Ireland introduced a similar charge in 2002 and the amount of plastic bags in circulation there has been cut by 75%. Price incentives are a tried and trusted way to change entrenched habits, and the beauty of this charge is that you need never pay it so long as you do what everyone did as a matter of course prior to the invention of the plastic carrier bag in 1957: take a reusable bag with you when you go shopping. There will be no revenue for Wales from the charge, since Wales is not considered grown-up enough to run its own finances and does not have an exchequer, however shops are obliged to put the money collected into community and environmental enhancement projects.
But this scheme can only hope to tinker at the edges of the plastic problem. It does not cover 80% of the plastics used once and then chucked away in Wales: the wrapping, packing and boxing encasing virtually every product. To deal with that, Wales would need the powers to take on the vested interests and brute muscle of the supermarkets, not to mention the drink, fast food, advertising and packaging industries, and Carwyn Jones’ government would need to rouse itself from the Land of Nod it has been snoozing in since being elected in May. Nor will the scheme bring quick, tangible improvements to the Welsh environment. Even if no more plastic bags were ever issued in Wales it would take years to eliminate the vast stocks crammed into drawers, cupboards, sheds and holding sacks in homes across Wales.
The danger for infant Welsh governance is that partial devolution has left the Assembly with responsibility minus power; the polar opposite of the UK government, which has power over Wales without responsibility. This inevitably tempts Cardiff governments to resort to gesture politics, worthy but superficial, taking the easy option of regulating individuals rather than the tougher task of regulating the corporate monsters that are destroying our one and only planet. For the scheme to be effective it will need people’s long-term support and co-operation, and that will only be forthcoming if the real culprits are not let off the hook.
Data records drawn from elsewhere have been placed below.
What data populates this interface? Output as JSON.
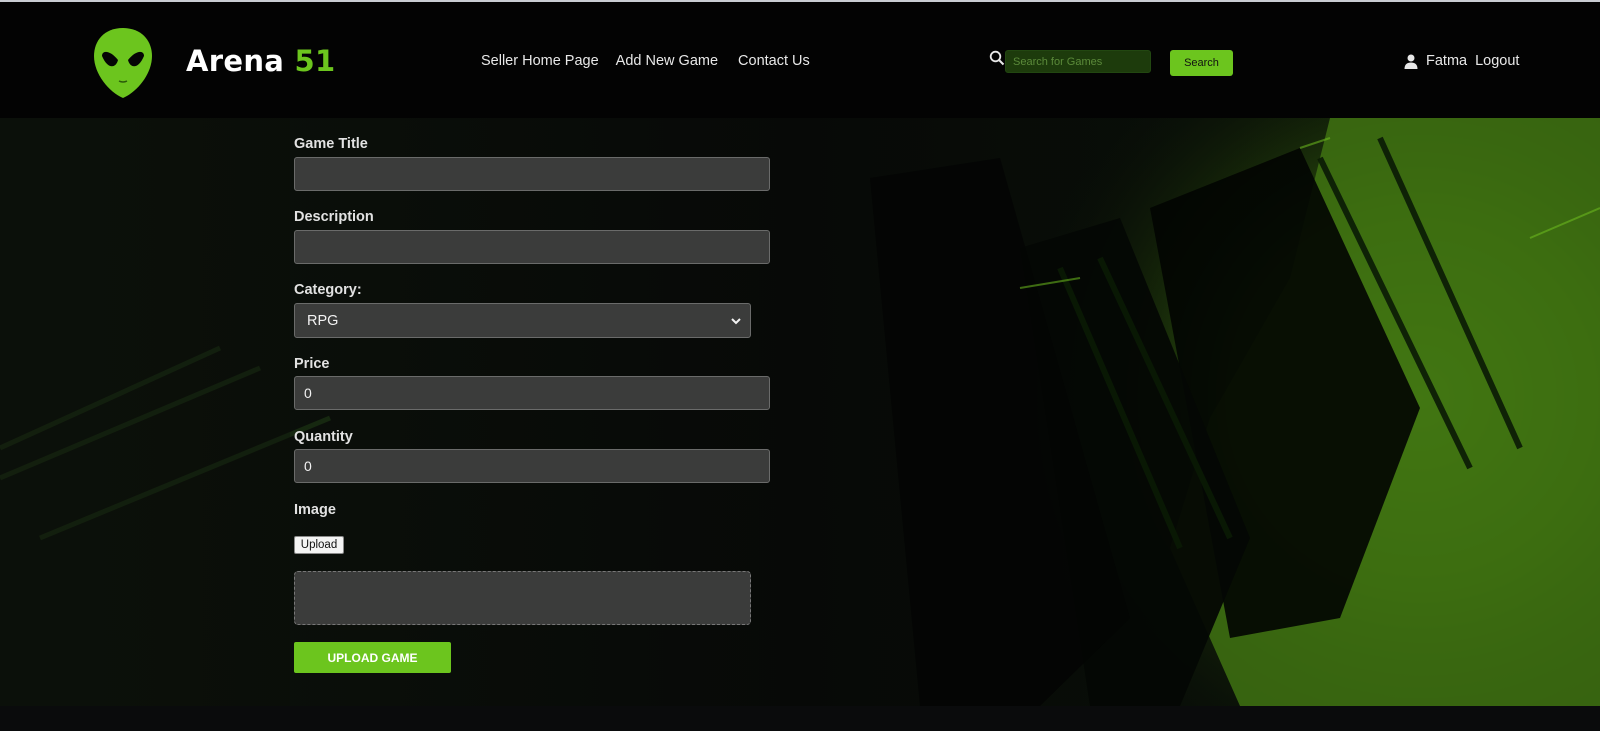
{
  "brand": {
    "name": "Arena",
    "number": "51",
    "accent_color": "#6cc51e"
  },
  "nav": [
    {
      "label": "Seller Home Page"
    },
    {
      "label": "Add New Game"
    },
    {
      "label": "Contact Us"
    }
  ],
  "search": {
    "placeholder": "Search for Games",
    "value": "",
    "button_label": "Search",
    "icon": "search-icon"
  },
  "user": {
    "icon": "user-icon",
    "name": "Fatma",
    "logout_label": "Logout"
  },
  "form": {
    "title_label": "Game Title",
    "title_value": "",
    "description_label": "Description",
    "description_value": "",
    "category_label": "Category:",
    "category_value": "RPG",
    "price_label": "Price",
    "price_value": "0",
    "quantity_label": "Quantity",
    "quantity_value": "0",
    "image_label": "Image",
    "upload_label": "Upload",
    "submit_label": "UPLOAD GAME"
  },
  "colors": {
    "navbar": "#030303",
    "field_bg": "#3b3c3b",
    "button_green": "#6cc51e"
  }
}
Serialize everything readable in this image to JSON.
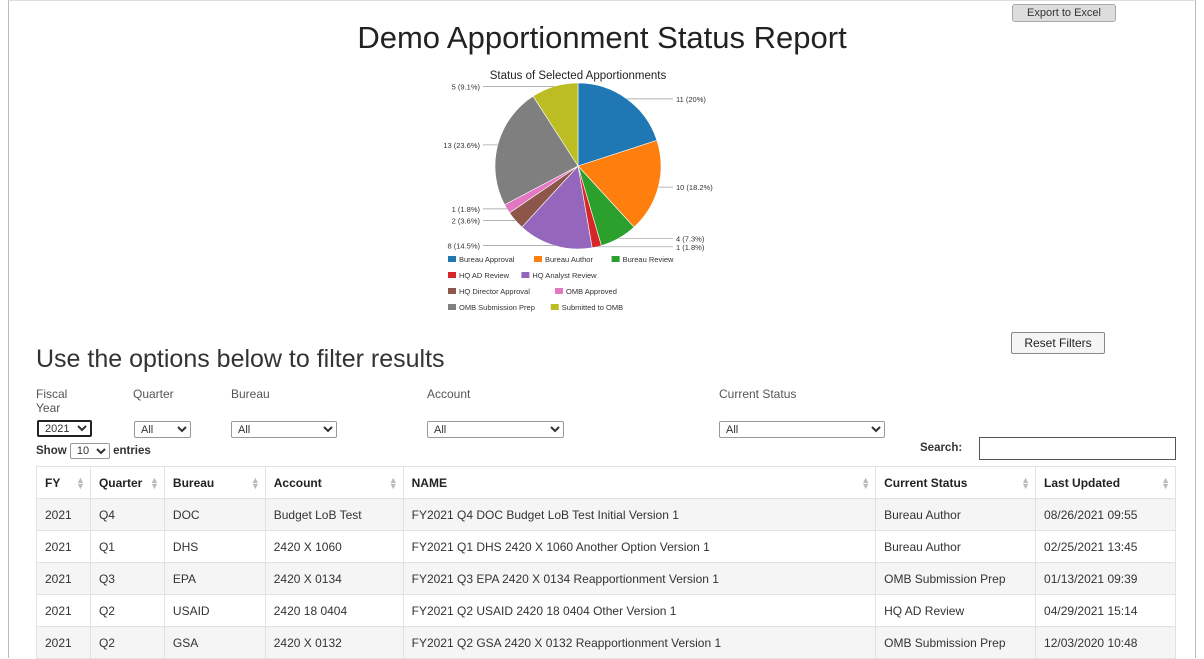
{
  "header": {
    "title": "Demo Apportionment Status Report",
    "export_label": "Export to Excel"
  },
  "chart_data": {
    "type": "pie",
    "title": "Status of Selected Apportionments",
    "slices": [
      {
        "label": "Bureau Approval",
        "value": 11,
        "text": "11 (20%)",
        "color": "#1f77b4"
      },
      {
        "label": "Bureau Author",
        "value": 10,
        "text": "10 (18.2%)",
        "color": "#ff7f0e"
      },
      {
        "label": "Bureau Review",
        "value": 4,
        "text": "4 (7.3%)",
        "color": "#2ca02c"
      },
      {
        "label": "HQ AD Review",
        "value": 1,
        "text": "1 (1.8%)",
        "color": "#d62728"
      },
      {
        "label": "HQ Analyst Review",
        "value": 8,
        "text": "8 (14.5%)",
        "color": "#9467bd"
      },
      {
        "label": "HQ Director Approval",
        "value": 2,
        "text": "2 (3.6%)",
        "color": "#8c564b"
      },
      {
        "label": "OMB Approved",
        "value": 1,
        "text": "1 (1.8%)",
        "color": "#e377c2"
      },
      {
        "label": "OMB Submission Prep",
        "value": 13,
        "text": "13 (23.6%)",
        "color": "#7f7f7f"
      },
      {
        "label": "Submitted to OMB",
        "value": 5,
        "text": "5 (9.1%)",
        "color": "#bcbd22"
      }
    ],
    "legend_placement": "bottom"
  },
  "filters": {
    "heading": "Use the options below to filter results",
    "reset_label": "Reset Filters",
    "fiscal_year": {
      "label": "Fiscal Year",
      "value": "2021"
    },
    "quarter": {
      "label": "Quarter",
      "value": "All"
    },
    "bureau": {
      "label": "Bureau",
      "value": "All"
    },
    "account": {
      "label": "Account",
      "value": "All"
    },
    "current_status": {
      "label": "Current Status",
      "value": "All"
    }
  },
  "table_controls": {
    "show_label": "Show",
    "entries_value": "10",
    "entries_label": "entries",
    "search_label": "Search:",
    "search_value": ""
  },
  "table": {
    "columns": [
      "FY",
      "Quarter",
      "Bureau",
      "Account",
      "NAME",
      "Current Status",
      "Last Updated"
    ],
    "rows": [
      [
        "2021",
        "Q4",
        "DOC",
        "Budget LoB Test",
        "FY2021 Q4 DOC Budget LoB Test Initial Version 1",
        "Bureau Author",
        "08/26/2021 09:55"
      ],
      [
        "2021",
        "Q1",
        "DHS",
        "2420 X 1060",
        "FY2021 Q1 DHS 2420 X 1060 Another Option Version 1",
        "Bureau Author",
        "02/25/2021 13:45"
      ],
      [
        "2021",
        "Q3",
        "EPA",
        "2420 X 0134",
        "FY2021 Q3 EPA 2420 X 0134 Reapportionment Version 1",
        "OMB Submission Prep",
        "01/13/2021 09:39"
      ],
      [
        "2021",
        "Q2",
        "USAID",
        "2420 18 0404",
        "FY2021 Q2 USAID 2420 18 0404 Other Version 1",
        "HQ AD Review",
        "04/29/2021 15:14"
      ],
      [
        "2021",
        "Q2",
        "GSA",
        "2420 X 0132",
        "FY2021 Q2 GSA 2420 X 0132 Reapportionment Version 1",
        "OMB Submission Prep",
        "12/03/2020 10:48"
      ]
    ]
  }
}
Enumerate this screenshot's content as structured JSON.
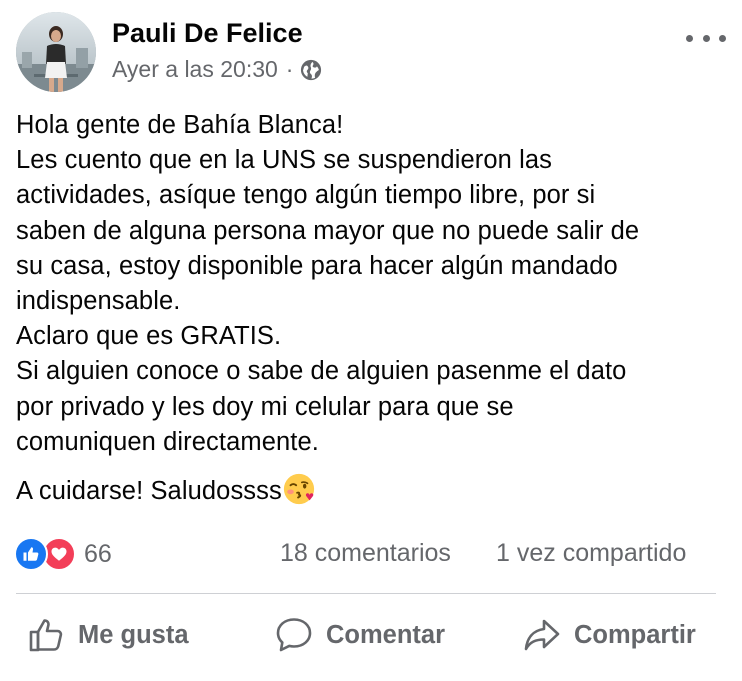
{
  "post": {
    "author": "Pauli De Felice",
    "timestamp": "Ayer a las 20:30",
    "separator": "·",
    "privacy_icon": "globe-icon",
    "more_icon": "more-horizontal-icon",
    "body_lines": [
      "Hola gente de Bahía Blanca!",
      "Les cuento que en la UNS se suspendieron las",
      "actividades, asíque tengo algún tiempo libre, por si",
      "saben de alguna persona mayor que no puede salir de",
      "su casa, estoy disponible para hacer algún mandado",
      "indispensable.",
      "Aclaro que es GRATIS.",
      "Si alguien conoce o sabe de alguien pasenme el dato",
      "por privado y les doy mi celular para que se",
      "comuniquen directamente."
    ],
    "closing": "A cuidarse! Saludossss",
    "closing_emoji": "face-blowing-kiss-emoji"
  },
  "stats": {
    "reaction_icons": [
      "like-reaction-icon",
      "love-reaction-icon"
    ],
    "reactions_count": "66",
    "comments": "18 comentarios",
    "shares": "1 vez compartido"
  },
  "actions": {
    "like_label": "Me gusta",
    "comment_label": "Comentar",
    "share_label": "Compartir"
  },
  "colors": {
    "text_primary": "#050505",
    "text_secondary": "#65676b",
    "like_blue": "#1877f2",
    "love_red": "#f33e58",
    "divider": "#ced0d4"
  }
}
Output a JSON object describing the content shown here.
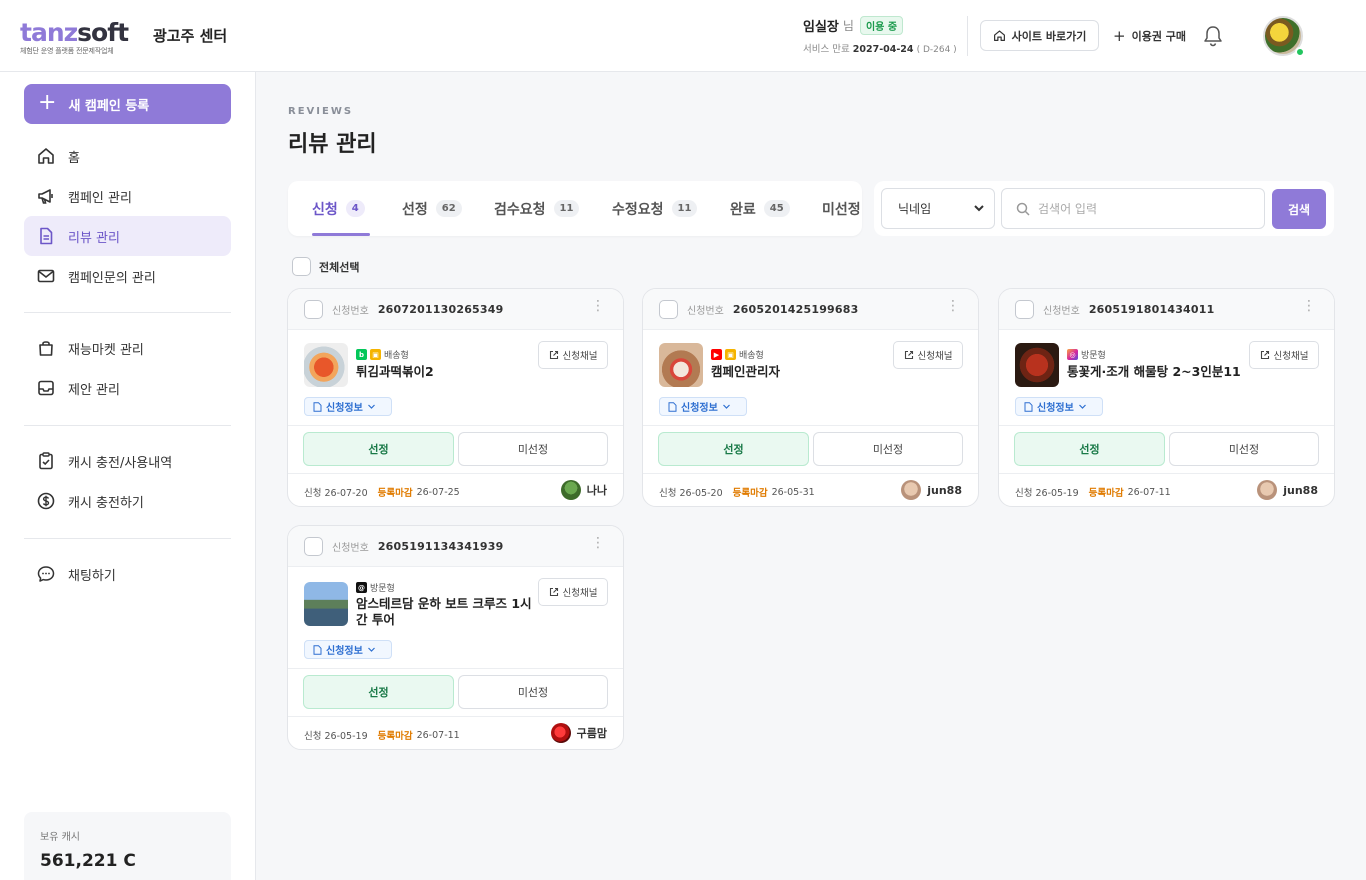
{
  "header": {
    "logo_part1": "tanz",
    "logo_part2": "soft",
    "logo_sub": "체험단 운영 플랫폼 전문제작업체",
    "center_name": "광고주 센터",
    "user_name": "임실장",
    "user_honorific": "님",
    "status_badge": "이용 중",
    "expiry_label": "서비스 만료",
    "expiry_date": "2027-04-24",
    "expiry_dday": "( D-264 )",
    "site_button": "사이트 바로가기",
    "buy_button": "이용권 구매"
  },
  "sidebar": {
    "new_campaign": "새 캠페인 등록",
    "items": [
      {
        "label": "홈"
      },
      {
        "label": "캠페인 관리"
      },
      {
        "label": "리뷰 관리"
      },
      {
        "label": "캠페인문의 관리"
      },
      {
        "label": "재능마켓 관리"
      },
      {
        "label": "제안 관리"
      },
      {
        "label": "캐시 충전/사용내역"
      },
      {
        "label": "캐시 충전하기"
      },
      {
        "label": "채팅하기"
      }
    ],
    "cash_label": "보유 캐시",
    "cash_value": "561,221 C"
  },
  "main": {
    "eyebrow": "REVIEWS",
    "title": "리뷰 관리",
    "tabs": [
      {
        "label": "신청",
        "count": "4"
      },
      {
        "label": "선정",
        "count": "62"
      },
      {
        "label": "검수요청",
        "count": "11"
      },
      {
        "label": "수정요청",
        "count": "11"
      },
      {
        "label": "완료",
        "count": "45"
      },
      {
        "label": "미선정",
        "count": ""
      }
    ],
    "search_select": "닉네임",
    "search_placeholder": "검색어 입력",
    "search_button": "검색",
    "select_all": "전체선택"
  },
  "cards": [
    {
      "app_label": "신청번호",
      "app_no": "2607201130265349",
      "type": "배송형",
      "title": "튀김과떡볶이2",
      "channel_btn": "신청채널",
      "info_btn": "신청정보",
      "select_btn": "선정",
      "unselect_btn": "미선정",
      "apply_text": "신청 26-07-20",
      "deadline_label": "등록마감",
      "deadline_date": "26-07-25",
      "user": "나나"
    },
    {
      "app_label": "신청번호",
      "app_no": "2605201425199683",
      "type": "배송형",
      "title": "캠페인관리자",
      "channel_btn": "신청채널",
      "info_btn": "신청정보",
      "select_btn": "선정",
      "unselect_btn": "미선정",
      "apply_text": "신청 26-05-20",
      "deadline_label": "등록마감",
      "deadline_date": "26-05-31",
      "user": "jun88"
    },
    {
      "app_label": "신청번호",
      "app_no": "2605191801434011",
      "type": "방문형",
      "title": "통꽃게·조개 해물탕 2~3인분11",
      "channel_btn": "신청채널",
      "info_btn": "신청정보",
      "select_btn": "선정",
      "unselect_btn": "미선정",
      "apply_text": "신청 26-05-19",
      "deadline_label": "등록마감",
      "deadline_date": "26-07-11",
      "user": "jun88"
    },
    {
      "app_label": "신청번호",
      "app_no": "2605191134341939",
      "type": "방문형",
      "title": "암스테르담 운하 보트 크루즈 1시간 투어",
      "channel_btn": "신청채널",
      "info_btn": "신청정보",
      "select_btn": "선정",
      "unselect_btn": "미선정",
      "apply_text": "신청 26-05-19",
      "deadline_label": "등록마감",
      "deadline_date": "26-07-11",
      "user": "구름맘"
    }
  ],
  "colors": {
    "accent": "#8f7ad8",
    "select_green": "#eaf9f1",
    "deadline_orange": "#e07b00"
  }
}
There are now five continent-sized islands of plastic floating in the Pacific, Atlantic and Indian oceans, immeasurably huge and indestructible areas of marine debris brought together by vortex currents. The ‘Great Pacific Garbage Patch’ alone is twice the size of the USA, and this is just on the surface: 90% of plastics sink to the ocean floor. Our oceans are being turned into an uninhabitable plastic soup with alarming speed. Wales can do nothing to reverse this catastrophe until we take our place among the free and equal nations of the Earth; for now we must settle for being a small but insistent voice of sanity in a world gone mad.